Tuesday, March 27, 2007

Prescription Pain Medication and Drug Trafficking Law Suits - New York Times

Trafficker or Healer? And Who's the Victim?

ALEXANDRIA, Va., March 26 — The case of the United States v. William Eliot Hurwitz, which began in federal court here on Monday, is about much more than one physician. It's a battle over who sets the rules for treating patients who are in pain: narcotics agents and prosecutors, or doctors and scientists.

Dr. Hurwitz, depending on which side you listen to, is either the most infamous doctor-turned-drug-trafficker in America or a compassionate physician being persecuted because a few patients duped him.

When Dr. Hurwitz, who is now 62, was sent to prison in 2004 for 25 years on drug trafficking and other charges, the United States attorney for Eastern Virginia, Paul J. McNulty, called the conviction "a major achievement in the government's efforts to rid the pain management community of the tiny percentage of doctors who fail to follow the law and prescribe to known drug dealers and abusers."

Siobhan Reynold, the president of an advocacy group called the Pain Relief Network, hailed Dr. Hurwitz's singular dedication and compared his plight to Galileo's. Some of the country's foremost researchers in pain treatment and addiction supported his appeal for a retrial, which was ordered because the jury in the first case was improperly instructed to ignore whether Dr. Hurwitz had acted in "good faith." These scientists say they are upset by how their research has been distorted by prosecutors in this case, and suppressed by the Drug Enforcement Administration in its campaign against the misuse of OxyContin and other opioid painkillers.

In the first trial, the prosecution accused Dr. Hurwitz of crossing the line from doctor to trafficker by prescribing irresponsibly high doses of painkillers to his patients in the Virginia suburbs of Washington. He was accused of ignoring blatant "red flags" or signs that some patients were misusing or selling the drugs. That is an emotionally powerful argument for a jury: warning signs can seem perfectly clear with the benefit of hindsight.

But to researchers who study deceptive patients, there is no such thing as a blatant red flag. Deception is notoriously difficult to spot, as Dr. Beth F. Jung and Dr. Marcus M. Reidenberg of Cornell University document in a new survey of the literature. They note, for starters, an experiment showing that even police officers and judges — ostensibly experts at detecting fraud — do no better than chance at detecting lying.

Doctors are especially gullible because they have a truth bias: they are trained to treat patients by trusting what they say.

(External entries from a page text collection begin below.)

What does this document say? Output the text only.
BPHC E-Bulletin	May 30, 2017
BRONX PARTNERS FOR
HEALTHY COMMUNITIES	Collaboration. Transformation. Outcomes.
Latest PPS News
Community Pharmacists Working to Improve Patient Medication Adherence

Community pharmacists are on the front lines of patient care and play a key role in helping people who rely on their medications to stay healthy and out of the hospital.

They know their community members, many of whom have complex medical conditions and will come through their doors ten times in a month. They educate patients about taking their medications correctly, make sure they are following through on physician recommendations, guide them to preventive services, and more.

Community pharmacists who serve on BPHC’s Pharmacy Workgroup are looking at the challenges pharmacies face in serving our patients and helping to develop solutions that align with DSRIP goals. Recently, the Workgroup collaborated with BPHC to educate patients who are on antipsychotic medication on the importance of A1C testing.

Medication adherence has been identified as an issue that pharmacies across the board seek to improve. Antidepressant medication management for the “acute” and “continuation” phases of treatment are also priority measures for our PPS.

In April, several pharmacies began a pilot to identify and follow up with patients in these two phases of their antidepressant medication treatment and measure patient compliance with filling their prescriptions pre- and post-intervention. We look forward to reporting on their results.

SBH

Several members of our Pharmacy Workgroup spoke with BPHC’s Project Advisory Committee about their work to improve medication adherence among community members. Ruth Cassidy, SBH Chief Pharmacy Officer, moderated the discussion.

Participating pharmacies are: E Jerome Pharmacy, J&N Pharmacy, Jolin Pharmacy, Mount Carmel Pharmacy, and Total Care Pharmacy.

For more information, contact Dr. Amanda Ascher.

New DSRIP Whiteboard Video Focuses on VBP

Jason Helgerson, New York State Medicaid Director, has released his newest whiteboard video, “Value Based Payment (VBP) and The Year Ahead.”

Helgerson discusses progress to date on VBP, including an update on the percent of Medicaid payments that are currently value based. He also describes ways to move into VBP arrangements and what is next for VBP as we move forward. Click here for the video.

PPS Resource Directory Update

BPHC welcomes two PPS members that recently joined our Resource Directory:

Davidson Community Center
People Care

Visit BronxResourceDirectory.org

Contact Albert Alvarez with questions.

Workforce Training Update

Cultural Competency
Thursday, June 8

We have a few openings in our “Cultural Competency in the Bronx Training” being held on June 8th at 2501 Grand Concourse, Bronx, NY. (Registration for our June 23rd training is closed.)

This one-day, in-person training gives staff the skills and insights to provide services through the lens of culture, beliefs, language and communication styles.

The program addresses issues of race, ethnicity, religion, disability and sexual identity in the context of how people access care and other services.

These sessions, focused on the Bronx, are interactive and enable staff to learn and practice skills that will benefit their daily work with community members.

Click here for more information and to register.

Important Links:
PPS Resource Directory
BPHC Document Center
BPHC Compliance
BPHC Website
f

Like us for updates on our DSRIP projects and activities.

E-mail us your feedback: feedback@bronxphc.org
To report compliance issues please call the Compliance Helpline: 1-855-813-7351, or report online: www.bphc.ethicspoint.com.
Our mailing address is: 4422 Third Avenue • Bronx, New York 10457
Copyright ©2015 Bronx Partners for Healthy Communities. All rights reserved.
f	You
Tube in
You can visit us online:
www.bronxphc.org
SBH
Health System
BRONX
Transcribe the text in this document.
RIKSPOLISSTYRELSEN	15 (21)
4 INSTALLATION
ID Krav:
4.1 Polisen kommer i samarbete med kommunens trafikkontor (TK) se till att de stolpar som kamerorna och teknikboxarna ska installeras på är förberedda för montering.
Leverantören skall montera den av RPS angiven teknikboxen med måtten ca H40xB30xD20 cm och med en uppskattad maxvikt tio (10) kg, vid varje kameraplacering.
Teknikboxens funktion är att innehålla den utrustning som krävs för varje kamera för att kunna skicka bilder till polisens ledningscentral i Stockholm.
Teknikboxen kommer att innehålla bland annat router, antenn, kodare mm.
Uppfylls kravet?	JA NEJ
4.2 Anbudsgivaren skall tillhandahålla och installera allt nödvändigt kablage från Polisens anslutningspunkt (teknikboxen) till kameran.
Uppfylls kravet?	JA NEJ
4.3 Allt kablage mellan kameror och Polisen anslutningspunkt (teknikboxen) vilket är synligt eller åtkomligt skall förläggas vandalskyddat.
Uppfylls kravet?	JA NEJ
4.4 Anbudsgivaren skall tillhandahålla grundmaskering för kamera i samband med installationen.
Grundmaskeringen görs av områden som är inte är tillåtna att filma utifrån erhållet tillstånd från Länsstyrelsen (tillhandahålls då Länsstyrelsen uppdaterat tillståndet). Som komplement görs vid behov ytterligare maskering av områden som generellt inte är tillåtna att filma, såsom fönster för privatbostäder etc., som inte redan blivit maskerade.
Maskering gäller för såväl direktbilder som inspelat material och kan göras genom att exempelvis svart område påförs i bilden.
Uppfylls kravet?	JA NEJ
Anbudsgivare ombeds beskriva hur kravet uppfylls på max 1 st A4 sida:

Doctors are not good at detecting liars even when they have been warned, during experiments, that they will be visited at some point by an actor faking some condition (like back pain, arthritis or vascular headaches). In six studies reviewed by the Cornell researchers, doctors typically detected the bogus patient no more than 10 percent of the time, and the doctors were liable to mistakenly identify the real patients as fakes.

When treating people with chronic pain, doctors have to rely on what patients tell them because there is no proven way to diagnose or measure it. Also, there is no standard dosage of medicine: A prescription for opioids that would incapacitate or kill one patient might be barely enough to alleviate the pain of another.